Recommendations to consider treatment with the same TKI in second-line treatment of patients who fall into the yellow milestone category have been clarified to mean TKIs other than imatinib (Gleevec). A footnote was added to indicate that the continuation of 400 mg imatinib is not recommended for these patients. In the second-line treatment of patients in the yellow milestone category, the recommendation is to evaluate for allogeneic hematopoietic cell transplantation (HCT). A footnote was added to the 12-month milestones that explains that BCR-ABL1 0.1% is associated with a high likelihood of achieving subsequent molecular response grade MR4.0, which may allow TKI therapy discontinuation.
Updates were also made to the clinical presentation decision tree. Under treatment considerations, “Treatment options are based on patient comorbidities and age” was removed and “allogeneic HCT” was added as the final step following all treatment. A footnote was also added that explains that patients should be treated with a TKI if they present with accelerated-phase disease, and they should subsequently be evaluated for allogeneic HCT.
In the definitions of blast phase, a footnote has been modified to indicate that criteria from the World Health Organization (WHO) are included in some reports, but the International Bone Marrow Transplant Registry criteria were used in most TKI clinical trials. The WHO criteria were moved from the figures to a footnote.
Under the criteria for cytogenetic response, the criteria for a minor cytogenetic response was updated to include responses from >35% Ph-positive metaphases to >35% to 65% Ph-positive metaphases.

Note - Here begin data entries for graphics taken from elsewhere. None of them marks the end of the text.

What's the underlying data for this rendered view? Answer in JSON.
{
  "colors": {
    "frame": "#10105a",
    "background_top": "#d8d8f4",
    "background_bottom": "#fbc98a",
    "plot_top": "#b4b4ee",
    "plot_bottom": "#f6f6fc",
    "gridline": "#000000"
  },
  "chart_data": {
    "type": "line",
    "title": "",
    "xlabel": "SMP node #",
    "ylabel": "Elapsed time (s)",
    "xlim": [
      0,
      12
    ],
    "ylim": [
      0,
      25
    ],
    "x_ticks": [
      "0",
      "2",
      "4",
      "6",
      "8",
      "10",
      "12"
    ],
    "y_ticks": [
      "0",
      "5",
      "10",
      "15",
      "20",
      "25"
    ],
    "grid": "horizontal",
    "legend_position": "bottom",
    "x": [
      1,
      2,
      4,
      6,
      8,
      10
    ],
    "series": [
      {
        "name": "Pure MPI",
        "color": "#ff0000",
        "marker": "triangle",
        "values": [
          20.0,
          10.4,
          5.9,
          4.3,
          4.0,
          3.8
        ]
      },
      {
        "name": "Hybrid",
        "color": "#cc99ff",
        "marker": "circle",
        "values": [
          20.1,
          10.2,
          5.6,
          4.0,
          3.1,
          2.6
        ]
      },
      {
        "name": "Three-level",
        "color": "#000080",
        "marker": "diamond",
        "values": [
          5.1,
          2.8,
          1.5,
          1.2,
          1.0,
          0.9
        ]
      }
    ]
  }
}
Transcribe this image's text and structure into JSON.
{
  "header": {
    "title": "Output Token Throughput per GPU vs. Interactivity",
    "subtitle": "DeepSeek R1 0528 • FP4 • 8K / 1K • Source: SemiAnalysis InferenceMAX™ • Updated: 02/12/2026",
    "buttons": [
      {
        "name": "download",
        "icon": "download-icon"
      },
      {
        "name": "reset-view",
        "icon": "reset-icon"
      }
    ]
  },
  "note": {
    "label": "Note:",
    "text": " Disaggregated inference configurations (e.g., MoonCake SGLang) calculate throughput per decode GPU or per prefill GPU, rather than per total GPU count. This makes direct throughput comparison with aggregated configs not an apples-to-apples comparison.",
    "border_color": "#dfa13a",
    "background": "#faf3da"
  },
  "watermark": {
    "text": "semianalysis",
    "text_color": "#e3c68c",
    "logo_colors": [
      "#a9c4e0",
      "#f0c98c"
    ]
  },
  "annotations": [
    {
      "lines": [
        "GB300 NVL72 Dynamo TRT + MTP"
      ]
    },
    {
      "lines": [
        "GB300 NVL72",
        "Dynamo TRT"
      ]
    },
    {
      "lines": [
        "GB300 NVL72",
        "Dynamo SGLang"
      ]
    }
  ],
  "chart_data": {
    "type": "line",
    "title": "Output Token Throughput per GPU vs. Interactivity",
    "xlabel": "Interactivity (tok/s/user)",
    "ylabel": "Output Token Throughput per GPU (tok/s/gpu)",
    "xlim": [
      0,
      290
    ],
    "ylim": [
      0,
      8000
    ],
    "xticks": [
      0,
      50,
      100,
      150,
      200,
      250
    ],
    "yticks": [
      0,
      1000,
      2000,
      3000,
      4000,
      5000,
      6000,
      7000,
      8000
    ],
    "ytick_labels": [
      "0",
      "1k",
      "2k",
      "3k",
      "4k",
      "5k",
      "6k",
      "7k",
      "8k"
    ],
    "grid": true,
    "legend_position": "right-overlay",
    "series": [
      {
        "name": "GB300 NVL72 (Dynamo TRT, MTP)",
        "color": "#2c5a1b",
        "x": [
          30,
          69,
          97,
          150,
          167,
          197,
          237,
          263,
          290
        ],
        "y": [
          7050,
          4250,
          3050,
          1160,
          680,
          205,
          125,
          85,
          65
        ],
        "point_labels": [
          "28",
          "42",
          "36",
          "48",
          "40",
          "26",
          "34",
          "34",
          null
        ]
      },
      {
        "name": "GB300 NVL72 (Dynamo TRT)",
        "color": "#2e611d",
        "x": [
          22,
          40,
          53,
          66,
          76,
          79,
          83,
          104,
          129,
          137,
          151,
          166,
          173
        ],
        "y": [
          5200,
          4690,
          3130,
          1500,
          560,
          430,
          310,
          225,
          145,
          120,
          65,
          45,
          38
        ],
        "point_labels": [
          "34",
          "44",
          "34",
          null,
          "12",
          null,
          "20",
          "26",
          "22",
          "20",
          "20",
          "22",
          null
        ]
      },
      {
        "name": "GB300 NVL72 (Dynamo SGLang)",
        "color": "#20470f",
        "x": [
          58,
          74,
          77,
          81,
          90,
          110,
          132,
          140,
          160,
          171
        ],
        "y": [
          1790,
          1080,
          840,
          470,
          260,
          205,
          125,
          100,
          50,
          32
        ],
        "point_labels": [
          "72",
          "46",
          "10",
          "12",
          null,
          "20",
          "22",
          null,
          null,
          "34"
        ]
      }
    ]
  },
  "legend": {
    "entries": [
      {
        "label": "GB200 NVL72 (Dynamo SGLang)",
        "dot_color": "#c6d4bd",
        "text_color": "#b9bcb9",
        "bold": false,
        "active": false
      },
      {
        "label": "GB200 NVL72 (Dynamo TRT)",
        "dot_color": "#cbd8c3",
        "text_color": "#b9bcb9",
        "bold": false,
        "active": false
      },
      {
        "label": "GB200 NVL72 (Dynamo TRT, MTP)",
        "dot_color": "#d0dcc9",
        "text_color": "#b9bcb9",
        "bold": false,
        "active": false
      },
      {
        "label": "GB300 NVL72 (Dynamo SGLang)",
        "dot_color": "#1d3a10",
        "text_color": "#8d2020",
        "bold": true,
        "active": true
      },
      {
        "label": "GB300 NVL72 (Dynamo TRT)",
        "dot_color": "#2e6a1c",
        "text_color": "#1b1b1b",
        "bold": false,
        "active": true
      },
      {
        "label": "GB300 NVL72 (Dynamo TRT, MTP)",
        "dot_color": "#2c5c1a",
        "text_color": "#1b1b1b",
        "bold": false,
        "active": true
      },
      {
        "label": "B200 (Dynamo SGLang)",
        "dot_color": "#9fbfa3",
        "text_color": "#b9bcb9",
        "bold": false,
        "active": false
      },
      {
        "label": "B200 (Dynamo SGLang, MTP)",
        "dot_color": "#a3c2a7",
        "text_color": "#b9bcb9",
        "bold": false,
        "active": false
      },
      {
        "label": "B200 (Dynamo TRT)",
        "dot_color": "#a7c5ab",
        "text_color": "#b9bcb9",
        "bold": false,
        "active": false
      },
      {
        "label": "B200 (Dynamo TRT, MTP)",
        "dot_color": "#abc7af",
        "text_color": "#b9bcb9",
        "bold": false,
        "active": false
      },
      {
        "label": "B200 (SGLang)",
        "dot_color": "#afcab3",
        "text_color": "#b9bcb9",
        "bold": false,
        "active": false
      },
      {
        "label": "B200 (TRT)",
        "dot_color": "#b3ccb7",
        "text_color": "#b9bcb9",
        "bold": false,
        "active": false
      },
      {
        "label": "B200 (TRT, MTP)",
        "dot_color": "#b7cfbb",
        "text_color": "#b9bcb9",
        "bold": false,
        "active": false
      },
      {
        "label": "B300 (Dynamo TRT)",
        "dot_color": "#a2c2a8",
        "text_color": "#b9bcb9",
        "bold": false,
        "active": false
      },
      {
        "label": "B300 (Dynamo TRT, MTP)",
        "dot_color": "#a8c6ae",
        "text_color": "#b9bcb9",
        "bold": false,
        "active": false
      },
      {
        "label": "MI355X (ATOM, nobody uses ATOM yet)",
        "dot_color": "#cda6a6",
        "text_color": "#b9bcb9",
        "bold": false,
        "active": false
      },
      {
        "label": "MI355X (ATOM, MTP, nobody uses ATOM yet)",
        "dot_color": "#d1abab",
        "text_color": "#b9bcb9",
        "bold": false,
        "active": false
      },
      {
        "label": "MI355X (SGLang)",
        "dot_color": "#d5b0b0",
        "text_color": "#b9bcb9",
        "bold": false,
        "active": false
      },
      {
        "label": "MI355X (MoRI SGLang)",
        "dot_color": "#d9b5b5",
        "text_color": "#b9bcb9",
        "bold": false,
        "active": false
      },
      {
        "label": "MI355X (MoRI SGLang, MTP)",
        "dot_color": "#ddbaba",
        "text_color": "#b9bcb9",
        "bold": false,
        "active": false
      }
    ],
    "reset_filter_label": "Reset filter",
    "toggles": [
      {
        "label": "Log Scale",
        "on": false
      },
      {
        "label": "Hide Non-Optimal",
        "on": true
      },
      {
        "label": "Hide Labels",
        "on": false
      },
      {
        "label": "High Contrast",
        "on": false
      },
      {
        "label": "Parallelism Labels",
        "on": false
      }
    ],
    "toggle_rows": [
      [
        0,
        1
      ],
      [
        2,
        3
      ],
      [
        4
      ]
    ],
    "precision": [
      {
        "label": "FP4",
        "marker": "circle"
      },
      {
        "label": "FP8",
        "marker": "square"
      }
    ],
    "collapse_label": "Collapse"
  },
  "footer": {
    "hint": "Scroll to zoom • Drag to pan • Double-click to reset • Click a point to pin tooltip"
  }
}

Treatment-free remission (TFR) is an emerging topic of discussion for patients with CML and their healthcare providers, and in light of this new horizon, the criteria for TKI discontinuation were updated to include 2 footnotes. One footnote discusses the fact that TFR has not yet been evaluated in clinical trials, but based on data from studies in imatinib, dasatinib, and nilotinib, TFR following treatment discontinuation is anticipated to be similar irrespective of TKI in patients who have achieved deep molecular responses for more than 2 years.
An additional footnote was added to indicate that the EURO-SKI study found that the most significant predictor of successful imatinib discontinuation was MR4.0 for 3 or more years, and at least 6 years of imatinib therapy could also predict successful discontinuation. All were also reflected in changes in the discussion section to incorporate supportive data.
“We never thought we would be at this point, and some of us may have been actually skeptical even when we started hearing about these points. But it is real. It is here, and I think we need to help our patients get to that point,” explained Cortes.